The Paris Review’s Spring Revel is coming up—tickets are available here—and our board has chosen the winners of two annual prizes for outstanding contributions to the magazine. It’s with great pleasure that we announce our 2017 honorees, Alexia Arthurs and Vanessa Davis.
Alexia Arthurs.
The Plimpton Prize for Fiction is a $10,000 award given to a new voice from our last four issues. Named after our longtime editor George Plimpton, it commemorates his zeal for discovering new writers. This year’s Plimpton Prize will be presented by Yiyun Li (herself a former Plimpton Prize winner) to Alexia Arthurs, for her story “Bad Behavior,” from our Summer 2016 issue. “Bad Behavior” follows Stacy, the troublesome teenage daughter of Jamaican immigrants living in Brooklyn, as she’s sent to live with her grandmother in Jamaica. When we interviewed her about the story, Arthurs said, “I wondered what an immigrant mother sacrifices when she raises her children in America—so many of her energies are directed toward survival and providing … I am interested in the anxieties of Jamaicans—immigration, race, colonialism, tourism, sexuality, and class—and I hope that my fiction can appeal to readers in a vital way.”
Vanessa Davis.
The Terry Southern Prize is a $5,000 award honoring “humor, wit, and sprezzatura” in work from either The Paris Review or the Daily. It’s named for Terry Southern, a satirical novelist and pioneering New Journalist perhaps best known as the screenwriter behind Dr. Strangelove and Easy Rider. Southern was a driving force behind the early Paris Review, as is amply demonstrated in his correspondence. This year’s Southern Prize will be presented by the filmmaker Todd Solondz to Vanessa Davis for her series “Summer Hours,” a comic in eight parts that began last June on the Daily.

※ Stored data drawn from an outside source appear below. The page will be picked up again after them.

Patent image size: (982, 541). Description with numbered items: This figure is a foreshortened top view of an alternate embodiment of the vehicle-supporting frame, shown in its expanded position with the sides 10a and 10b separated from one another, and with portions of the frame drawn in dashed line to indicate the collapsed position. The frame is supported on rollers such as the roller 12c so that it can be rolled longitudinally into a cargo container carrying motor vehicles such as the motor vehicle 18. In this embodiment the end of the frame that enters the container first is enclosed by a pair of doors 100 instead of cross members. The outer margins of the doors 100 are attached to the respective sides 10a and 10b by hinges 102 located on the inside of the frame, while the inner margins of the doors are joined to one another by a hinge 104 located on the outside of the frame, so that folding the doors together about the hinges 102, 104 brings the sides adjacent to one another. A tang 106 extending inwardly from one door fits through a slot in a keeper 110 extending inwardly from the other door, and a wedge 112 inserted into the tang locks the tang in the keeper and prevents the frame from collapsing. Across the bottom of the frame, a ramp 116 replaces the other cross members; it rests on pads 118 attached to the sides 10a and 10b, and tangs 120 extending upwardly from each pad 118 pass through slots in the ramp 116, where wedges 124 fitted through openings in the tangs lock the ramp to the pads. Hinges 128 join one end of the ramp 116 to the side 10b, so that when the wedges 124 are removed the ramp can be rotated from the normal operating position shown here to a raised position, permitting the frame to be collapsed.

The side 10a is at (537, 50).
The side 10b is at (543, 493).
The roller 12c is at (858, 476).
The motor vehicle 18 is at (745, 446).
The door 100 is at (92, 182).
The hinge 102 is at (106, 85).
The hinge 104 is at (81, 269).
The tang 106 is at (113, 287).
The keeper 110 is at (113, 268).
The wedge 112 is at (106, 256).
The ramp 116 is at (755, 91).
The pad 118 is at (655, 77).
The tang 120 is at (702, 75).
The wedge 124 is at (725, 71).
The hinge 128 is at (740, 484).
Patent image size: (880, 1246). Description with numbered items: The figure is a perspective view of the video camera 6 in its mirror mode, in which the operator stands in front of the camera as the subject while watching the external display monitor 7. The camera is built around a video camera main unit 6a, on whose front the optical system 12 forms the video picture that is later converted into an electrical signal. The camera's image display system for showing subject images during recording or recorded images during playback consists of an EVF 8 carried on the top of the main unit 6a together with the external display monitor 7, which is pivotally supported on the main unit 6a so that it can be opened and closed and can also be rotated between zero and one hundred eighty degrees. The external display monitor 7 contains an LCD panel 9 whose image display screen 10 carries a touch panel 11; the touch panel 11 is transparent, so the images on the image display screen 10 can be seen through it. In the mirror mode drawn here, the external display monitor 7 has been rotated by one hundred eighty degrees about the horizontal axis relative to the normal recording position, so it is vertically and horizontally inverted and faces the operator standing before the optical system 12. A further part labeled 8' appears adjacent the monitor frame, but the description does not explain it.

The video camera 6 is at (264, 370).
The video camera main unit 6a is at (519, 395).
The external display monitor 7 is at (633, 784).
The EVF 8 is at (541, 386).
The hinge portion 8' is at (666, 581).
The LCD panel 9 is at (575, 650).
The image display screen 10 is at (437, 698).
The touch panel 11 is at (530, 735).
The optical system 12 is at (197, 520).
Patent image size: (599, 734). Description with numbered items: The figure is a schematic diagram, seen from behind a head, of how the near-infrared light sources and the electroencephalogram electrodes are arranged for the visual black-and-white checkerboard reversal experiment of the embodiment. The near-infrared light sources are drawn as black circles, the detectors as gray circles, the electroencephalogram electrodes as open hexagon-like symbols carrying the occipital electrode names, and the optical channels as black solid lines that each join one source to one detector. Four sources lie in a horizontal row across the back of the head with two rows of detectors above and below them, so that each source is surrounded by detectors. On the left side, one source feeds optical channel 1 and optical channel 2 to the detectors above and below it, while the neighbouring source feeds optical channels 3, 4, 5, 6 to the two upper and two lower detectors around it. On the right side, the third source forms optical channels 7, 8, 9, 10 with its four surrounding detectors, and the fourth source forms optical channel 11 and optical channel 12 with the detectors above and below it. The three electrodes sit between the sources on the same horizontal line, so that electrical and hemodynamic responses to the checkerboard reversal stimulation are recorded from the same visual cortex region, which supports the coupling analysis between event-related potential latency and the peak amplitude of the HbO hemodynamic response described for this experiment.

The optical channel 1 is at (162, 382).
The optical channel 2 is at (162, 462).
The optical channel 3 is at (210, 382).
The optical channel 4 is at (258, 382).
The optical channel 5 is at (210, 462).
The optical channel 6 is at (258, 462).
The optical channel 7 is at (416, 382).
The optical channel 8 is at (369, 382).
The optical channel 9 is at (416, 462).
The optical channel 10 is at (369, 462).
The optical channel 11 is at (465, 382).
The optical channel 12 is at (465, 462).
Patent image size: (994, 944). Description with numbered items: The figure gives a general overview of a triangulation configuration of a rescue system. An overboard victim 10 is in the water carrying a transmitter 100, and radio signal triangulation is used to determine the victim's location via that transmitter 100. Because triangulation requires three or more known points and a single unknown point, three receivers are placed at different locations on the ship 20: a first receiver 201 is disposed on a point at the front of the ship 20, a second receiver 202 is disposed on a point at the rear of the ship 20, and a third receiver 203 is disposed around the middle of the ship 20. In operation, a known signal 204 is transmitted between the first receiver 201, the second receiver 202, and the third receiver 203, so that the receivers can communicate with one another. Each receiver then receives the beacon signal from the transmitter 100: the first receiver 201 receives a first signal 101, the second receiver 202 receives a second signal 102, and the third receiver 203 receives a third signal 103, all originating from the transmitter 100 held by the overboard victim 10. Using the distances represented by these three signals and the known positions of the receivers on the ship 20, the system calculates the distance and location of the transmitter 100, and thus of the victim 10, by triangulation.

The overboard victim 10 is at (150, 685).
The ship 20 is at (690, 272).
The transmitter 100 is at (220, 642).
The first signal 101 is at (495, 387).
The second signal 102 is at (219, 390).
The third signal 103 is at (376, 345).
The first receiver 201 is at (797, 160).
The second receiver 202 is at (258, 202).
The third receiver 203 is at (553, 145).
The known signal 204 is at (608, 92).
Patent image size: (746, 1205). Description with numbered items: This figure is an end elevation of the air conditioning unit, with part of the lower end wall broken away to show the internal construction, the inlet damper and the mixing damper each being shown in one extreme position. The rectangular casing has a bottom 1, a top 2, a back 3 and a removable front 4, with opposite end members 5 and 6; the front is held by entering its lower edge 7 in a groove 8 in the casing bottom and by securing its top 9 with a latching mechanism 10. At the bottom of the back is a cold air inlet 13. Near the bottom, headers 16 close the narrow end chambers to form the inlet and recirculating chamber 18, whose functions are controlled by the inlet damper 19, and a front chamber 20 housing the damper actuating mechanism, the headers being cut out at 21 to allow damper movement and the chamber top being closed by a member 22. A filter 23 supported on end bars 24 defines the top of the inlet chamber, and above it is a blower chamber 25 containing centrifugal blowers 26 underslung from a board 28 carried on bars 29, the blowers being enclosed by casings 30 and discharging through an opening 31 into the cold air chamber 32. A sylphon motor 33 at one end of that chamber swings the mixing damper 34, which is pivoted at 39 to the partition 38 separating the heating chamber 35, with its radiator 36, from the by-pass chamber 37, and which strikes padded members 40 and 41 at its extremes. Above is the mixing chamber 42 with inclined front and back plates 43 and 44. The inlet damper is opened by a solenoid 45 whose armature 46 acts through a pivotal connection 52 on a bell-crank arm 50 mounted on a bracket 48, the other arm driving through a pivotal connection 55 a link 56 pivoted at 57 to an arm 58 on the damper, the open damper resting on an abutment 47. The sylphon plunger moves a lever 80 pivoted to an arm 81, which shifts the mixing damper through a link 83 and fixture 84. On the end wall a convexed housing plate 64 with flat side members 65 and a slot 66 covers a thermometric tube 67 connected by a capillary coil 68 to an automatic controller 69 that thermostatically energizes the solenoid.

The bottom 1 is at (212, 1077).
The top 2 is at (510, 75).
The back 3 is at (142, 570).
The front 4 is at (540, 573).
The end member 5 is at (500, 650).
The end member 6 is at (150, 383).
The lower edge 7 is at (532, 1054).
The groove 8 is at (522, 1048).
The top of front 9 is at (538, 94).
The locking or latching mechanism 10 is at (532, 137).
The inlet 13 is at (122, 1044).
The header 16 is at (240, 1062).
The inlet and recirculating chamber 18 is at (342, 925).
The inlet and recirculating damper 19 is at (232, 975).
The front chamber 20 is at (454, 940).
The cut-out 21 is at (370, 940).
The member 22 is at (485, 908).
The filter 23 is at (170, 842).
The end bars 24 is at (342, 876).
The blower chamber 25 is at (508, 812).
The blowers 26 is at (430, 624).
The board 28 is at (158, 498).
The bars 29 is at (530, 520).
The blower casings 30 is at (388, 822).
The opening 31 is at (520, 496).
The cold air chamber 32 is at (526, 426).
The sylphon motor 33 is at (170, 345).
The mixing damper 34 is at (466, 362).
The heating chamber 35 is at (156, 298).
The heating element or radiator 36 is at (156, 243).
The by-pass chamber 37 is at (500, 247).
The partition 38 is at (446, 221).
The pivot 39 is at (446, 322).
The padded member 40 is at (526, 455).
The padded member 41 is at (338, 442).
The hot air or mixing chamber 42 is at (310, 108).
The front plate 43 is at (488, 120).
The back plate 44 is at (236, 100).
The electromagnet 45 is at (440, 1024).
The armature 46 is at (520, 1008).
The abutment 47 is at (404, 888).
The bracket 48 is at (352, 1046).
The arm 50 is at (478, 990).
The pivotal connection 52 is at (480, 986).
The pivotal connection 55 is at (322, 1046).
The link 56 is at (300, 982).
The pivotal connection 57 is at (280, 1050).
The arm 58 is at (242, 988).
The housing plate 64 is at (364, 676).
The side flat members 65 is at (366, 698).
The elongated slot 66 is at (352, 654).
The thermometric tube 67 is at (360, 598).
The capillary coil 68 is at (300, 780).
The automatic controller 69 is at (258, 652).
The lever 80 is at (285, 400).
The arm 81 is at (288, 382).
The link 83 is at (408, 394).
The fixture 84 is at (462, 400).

Recent winners of the Plimpton Prize include David Szalay, Wells Tower, Ottessa Moshfegh, and Emma Cline; Chris Bachelder, Elif Batuman, Mark Leyner, and Ben Lerner have received the Southern Prize. The Review began awarding prizes to its contributors in 1956. Here’s a full list of past winners, including Philip Roth, David Foster Wallace, Christina Stead, Denis Johnson, and Annie Proulx.
Congratulations to Alexia and Vanessa from all of us at the Review. We look forward to seeing you at this year’s Revel, on April 4, at Cipriani 42nd Street; that night, we’ll also honor Richard Howard with our Hadada Award for lifetime achievement.